Reported alkaloid profile in select Phalaris species
| Species | Total alkaloids (dry weight) | Primary alkaloids |
|---|---|---|
| Phalaris aquatica | 0.0007–0.18% | DMT, 5-MeO-DMT, 5-OH-DMT |
| Phalaris arundinacea | 0.0004–0.121% | Gramine, DMT, 5-MeO-DMT |
| Phalaris brachystachys | Up to 3.0% | DMT |

== Toxicity ==
Grazing on Phalaris-dominated pastures can cause livestock toxicoses:
- Phalaris staggers: A chronic neurological condition associated with ruminants grazing Phalaris containing toxic alkaloids; appropriate cobalt supplementation can reduce the risk of the staggers syndrome.
- Sudden death: Acute mortality caused by peracute ammonia toxicity from young shoot consumption; not preventable by cobalt.

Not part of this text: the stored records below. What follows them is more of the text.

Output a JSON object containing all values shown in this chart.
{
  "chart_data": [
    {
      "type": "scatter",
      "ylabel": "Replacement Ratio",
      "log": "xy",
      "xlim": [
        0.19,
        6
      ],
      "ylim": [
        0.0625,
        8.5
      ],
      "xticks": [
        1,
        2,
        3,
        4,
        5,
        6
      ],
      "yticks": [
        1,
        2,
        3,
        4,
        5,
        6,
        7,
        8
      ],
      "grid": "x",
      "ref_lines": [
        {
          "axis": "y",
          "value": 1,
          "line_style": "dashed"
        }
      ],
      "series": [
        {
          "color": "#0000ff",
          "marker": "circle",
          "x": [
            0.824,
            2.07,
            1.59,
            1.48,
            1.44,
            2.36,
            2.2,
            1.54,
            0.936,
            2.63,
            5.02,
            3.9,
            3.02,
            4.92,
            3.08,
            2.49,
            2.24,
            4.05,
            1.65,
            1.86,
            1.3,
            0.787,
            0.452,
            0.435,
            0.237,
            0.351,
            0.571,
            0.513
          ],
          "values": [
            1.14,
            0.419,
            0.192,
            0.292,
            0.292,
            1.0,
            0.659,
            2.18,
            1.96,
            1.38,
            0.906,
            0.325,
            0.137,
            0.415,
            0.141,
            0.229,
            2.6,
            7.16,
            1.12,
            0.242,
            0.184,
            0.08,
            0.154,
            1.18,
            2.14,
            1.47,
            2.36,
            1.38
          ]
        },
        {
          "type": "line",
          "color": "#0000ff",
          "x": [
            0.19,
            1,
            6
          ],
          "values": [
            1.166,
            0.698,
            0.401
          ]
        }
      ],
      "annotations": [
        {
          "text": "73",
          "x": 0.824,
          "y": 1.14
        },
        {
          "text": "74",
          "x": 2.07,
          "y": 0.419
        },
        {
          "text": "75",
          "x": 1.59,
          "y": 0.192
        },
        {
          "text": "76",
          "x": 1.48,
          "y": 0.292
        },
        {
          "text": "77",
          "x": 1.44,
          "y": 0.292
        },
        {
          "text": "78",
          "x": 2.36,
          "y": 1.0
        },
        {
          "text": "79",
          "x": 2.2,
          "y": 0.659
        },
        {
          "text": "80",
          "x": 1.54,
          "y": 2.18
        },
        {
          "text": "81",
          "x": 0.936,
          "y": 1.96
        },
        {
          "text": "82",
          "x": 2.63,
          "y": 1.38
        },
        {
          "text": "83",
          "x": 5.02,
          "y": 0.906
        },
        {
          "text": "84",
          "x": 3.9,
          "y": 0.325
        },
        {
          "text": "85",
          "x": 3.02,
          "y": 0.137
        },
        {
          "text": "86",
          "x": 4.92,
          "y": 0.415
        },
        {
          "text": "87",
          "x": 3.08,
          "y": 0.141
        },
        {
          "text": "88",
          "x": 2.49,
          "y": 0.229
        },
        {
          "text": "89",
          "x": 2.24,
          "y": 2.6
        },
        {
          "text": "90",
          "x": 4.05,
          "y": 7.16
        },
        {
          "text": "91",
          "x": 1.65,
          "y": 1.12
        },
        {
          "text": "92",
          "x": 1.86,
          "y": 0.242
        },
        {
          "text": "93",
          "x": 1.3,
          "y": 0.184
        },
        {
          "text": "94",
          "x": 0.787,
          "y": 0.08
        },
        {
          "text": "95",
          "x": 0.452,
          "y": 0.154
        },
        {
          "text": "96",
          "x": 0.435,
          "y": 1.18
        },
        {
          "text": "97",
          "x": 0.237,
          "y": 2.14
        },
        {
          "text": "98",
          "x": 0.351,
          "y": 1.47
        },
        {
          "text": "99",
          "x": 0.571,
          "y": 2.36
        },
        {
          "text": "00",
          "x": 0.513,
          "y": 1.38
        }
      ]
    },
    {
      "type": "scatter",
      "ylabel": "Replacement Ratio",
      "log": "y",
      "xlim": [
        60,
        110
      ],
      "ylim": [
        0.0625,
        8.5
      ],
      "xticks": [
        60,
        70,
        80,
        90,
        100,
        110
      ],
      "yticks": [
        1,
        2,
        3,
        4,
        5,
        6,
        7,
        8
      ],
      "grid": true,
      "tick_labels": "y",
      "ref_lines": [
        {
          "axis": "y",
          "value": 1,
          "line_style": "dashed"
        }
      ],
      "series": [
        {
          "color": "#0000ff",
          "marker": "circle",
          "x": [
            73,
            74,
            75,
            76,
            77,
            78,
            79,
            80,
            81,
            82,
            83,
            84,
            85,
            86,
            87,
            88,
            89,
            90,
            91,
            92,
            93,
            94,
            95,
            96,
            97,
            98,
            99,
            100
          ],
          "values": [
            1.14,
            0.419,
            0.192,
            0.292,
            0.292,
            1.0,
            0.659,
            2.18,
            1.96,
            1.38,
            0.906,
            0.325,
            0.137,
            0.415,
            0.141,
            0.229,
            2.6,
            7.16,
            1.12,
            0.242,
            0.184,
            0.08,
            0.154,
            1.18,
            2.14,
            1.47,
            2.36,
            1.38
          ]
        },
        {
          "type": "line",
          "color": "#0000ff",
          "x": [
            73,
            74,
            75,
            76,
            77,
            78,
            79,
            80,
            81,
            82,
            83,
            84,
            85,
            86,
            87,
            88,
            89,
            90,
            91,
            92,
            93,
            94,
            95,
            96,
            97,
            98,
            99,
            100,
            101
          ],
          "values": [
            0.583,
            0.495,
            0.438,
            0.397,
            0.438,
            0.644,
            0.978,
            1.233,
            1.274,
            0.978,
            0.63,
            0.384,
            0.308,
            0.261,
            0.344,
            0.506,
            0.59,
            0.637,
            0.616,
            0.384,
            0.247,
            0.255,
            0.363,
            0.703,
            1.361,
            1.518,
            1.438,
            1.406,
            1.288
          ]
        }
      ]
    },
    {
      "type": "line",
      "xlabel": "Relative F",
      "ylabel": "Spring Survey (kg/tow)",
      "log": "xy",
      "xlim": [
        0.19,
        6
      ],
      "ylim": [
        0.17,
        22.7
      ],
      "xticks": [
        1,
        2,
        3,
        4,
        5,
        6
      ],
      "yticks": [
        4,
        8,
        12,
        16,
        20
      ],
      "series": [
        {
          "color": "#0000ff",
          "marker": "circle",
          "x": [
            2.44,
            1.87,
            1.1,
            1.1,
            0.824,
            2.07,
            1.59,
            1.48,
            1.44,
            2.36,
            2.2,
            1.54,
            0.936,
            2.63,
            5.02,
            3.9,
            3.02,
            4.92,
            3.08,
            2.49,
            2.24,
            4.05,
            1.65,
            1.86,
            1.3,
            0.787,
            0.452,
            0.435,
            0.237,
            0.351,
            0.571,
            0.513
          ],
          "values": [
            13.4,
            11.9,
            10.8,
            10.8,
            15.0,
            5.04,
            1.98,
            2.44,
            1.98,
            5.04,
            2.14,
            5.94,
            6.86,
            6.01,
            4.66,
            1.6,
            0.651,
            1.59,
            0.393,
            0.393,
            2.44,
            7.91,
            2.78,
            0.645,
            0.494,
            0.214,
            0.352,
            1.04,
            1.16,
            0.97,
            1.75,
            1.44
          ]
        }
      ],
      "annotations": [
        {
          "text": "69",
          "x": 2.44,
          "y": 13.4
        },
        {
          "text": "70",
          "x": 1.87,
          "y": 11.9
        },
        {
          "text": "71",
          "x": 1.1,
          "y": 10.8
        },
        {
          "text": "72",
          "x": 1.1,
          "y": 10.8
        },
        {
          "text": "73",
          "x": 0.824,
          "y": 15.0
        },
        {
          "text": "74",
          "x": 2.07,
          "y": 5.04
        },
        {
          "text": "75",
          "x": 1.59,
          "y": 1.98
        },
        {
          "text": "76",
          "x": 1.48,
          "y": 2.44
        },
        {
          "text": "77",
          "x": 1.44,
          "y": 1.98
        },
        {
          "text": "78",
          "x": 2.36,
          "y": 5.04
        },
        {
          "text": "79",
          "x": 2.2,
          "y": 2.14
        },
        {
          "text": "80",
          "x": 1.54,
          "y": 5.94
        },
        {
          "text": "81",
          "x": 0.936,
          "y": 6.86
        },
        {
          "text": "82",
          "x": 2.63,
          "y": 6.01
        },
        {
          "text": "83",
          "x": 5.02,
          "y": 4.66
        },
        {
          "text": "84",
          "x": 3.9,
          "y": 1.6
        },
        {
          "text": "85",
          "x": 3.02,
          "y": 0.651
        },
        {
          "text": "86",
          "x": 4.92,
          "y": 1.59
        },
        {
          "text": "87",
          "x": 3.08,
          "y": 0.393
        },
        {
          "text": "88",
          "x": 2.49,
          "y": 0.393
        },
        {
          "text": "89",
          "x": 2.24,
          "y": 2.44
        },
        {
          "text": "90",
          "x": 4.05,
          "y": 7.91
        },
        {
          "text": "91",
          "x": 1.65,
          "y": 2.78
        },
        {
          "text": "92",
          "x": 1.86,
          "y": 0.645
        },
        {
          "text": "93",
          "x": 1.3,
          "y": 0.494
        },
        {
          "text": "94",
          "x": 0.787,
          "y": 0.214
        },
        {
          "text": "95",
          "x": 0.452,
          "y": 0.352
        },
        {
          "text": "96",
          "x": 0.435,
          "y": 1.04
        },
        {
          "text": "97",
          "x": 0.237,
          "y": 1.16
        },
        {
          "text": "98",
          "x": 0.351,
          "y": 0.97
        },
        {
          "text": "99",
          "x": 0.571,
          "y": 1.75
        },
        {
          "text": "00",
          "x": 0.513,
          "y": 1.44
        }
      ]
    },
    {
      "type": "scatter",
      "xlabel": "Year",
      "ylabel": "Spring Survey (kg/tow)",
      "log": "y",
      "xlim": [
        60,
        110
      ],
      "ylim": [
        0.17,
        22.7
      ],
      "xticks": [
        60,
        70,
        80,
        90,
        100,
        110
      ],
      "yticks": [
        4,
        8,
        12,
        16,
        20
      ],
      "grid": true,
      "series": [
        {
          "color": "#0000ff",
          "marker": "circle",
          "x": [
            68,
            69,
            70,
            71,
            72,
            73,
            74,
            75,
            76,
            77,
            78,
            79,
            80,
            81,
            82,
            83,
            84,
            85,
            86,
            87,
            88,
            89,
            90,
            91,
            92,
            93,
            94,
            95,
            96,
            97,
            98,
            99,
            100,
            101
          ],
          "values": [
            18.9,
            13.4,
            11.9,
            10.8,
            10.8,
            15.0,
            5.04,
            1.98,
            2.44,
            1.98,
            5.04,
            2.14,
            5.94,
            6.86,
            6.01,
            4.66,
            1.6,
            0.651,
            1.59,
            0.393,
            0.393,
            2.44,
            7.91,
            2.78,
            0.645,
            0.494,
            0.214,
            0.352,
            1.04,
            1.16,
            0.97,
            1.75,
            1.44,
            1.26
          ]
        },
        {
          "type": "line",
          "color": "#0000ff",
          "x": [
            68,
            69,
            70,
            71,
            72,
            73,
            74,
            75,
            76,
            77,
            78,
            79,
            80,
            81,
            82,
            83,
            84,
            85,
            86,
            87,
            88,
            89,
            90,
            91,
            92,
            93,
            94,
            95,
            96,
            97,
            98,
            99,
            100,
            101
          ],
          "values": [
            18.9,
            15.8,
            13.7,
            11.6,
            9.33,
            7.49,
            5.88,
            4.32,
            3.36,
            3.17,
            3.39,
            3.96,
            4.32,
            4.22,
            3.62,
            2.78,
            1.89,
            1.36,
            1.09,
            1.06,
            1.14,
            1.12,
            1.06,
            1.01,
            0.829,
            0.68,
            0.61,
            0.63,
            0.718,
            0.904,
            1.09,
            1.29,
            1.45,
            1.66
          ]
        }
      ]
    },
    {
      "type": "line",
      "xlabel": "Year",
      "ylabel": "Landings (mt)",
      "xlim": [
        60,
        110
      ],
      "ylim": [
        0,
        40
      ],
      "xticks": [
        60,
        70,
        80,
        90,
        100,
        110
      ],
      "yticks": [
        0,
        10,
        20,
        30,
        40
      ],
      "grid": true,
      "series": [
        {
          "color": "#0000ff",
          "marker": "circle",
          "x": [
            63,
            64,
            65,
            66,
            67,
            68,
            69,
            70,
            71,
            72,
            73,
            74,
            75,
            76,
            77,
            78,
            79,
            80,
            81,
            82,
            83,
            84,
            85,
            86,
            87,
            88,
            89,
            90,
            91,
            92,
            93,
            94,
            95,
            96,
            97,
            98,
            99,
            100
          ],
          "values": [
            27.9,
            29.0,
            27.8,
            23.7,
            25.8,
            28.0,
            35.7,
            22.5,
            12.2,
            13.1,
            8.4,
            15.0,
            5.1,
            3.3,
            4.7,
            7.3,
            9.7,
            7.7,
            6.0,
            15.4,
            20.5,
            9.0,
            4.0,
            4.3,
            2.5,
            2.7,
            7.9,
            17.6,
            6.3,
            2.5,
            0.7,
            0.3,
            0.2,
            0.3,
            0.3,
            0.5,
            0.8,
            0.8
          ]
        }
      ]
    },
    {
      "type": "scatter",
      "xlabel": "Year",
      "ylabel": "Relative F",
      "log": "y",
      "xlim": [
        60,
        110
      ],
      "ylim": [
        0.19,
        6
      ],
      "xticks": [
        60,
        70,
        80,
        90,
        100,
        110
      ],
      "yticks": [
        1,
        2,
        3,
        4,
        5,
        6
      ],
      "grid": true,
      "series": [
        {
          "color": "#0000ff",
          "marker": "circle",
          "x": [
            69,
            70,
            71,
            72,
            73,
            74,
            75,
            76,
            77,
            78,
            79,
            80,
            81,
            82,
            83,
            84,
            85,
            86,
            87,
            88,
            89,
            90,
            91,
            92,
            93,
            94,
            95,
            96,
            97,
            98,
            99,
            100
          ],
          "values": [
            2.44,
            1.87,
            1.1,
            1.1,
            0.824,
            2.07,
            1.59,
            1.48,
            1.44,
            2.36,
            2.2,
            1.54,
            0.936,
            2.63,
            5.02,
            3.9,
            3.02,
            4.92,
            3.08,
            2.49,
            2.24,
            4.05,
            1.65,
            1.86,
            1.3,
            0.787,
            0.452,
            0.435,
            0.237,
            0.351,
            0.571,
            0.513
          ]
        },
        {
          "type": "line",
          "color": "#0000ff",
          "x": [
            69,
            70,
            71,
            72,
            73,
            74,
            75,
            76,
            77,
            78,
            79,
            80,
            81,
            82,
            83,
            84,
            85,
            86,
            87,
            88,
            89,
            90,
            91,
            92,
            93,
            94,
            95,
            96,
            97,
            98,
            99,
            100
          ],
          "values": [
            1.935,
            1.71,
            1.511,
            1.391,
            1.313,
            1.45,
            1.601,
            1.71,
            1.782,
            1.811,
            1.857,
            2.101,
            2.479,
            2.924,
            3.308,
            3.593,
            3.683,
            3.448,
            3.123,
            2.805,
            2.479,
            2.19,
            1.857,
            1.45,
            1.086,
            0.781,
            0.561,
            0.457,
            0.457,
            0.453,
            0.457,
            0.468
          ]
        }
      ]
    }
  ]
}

Low-alkaloid cultivars are widely used to reduce grazing risk.

== Uses ==
Phalaris species, particularly Phalaris aquatica and Phalaris arundinacea, are widely cultivated as forage and pasture fodder for livestock. Canary seed (Phalaris canariensis) is commercially grown as bird food and consumed as human food in certain regions. In non-clinical and in vitro research, seed extracts and biopeptides from P. canariensis have been investigated for potential antioxidant, antihypertensive, antidiabetic, anti-inflammatory, and antimicrobial properties.

==Species==
Species include:
- Phalaris amethystina Trin.
- Phalaris angusta – timothy canarygrass
- Phalaris aquatica – bulbous canarygrass, Harding grass, Hardinggrass (syn. Phalaris tuberosa)
- Phalaris arundinacea – reed canary grass, reed canarygrass
- Phalaris brachystachys – shortspike canarygrass
- Phalaris californica – California canarygrass
- Phalaris canariensis – annual canarygrass, common canary grass, common canarygrass
- Phalaris caroliniana – Carolina canarygrass, maygrass, see Eastern Agricultural Complex
- Phalaris coerulescens – sunolgrass
- Phalaris commutata
- Phalaris elongata Braun-Blanq.
- Phalaris lemmonii – Lemmon's canarygrass
- Phalaris minor – canarygrass, littleseed canarygrass
- Phalaris paradoxa – hood canarygrass
- Phalaris platensis Henrard ex Wacht.
- Phalaris truncata Guss. ex Bertol.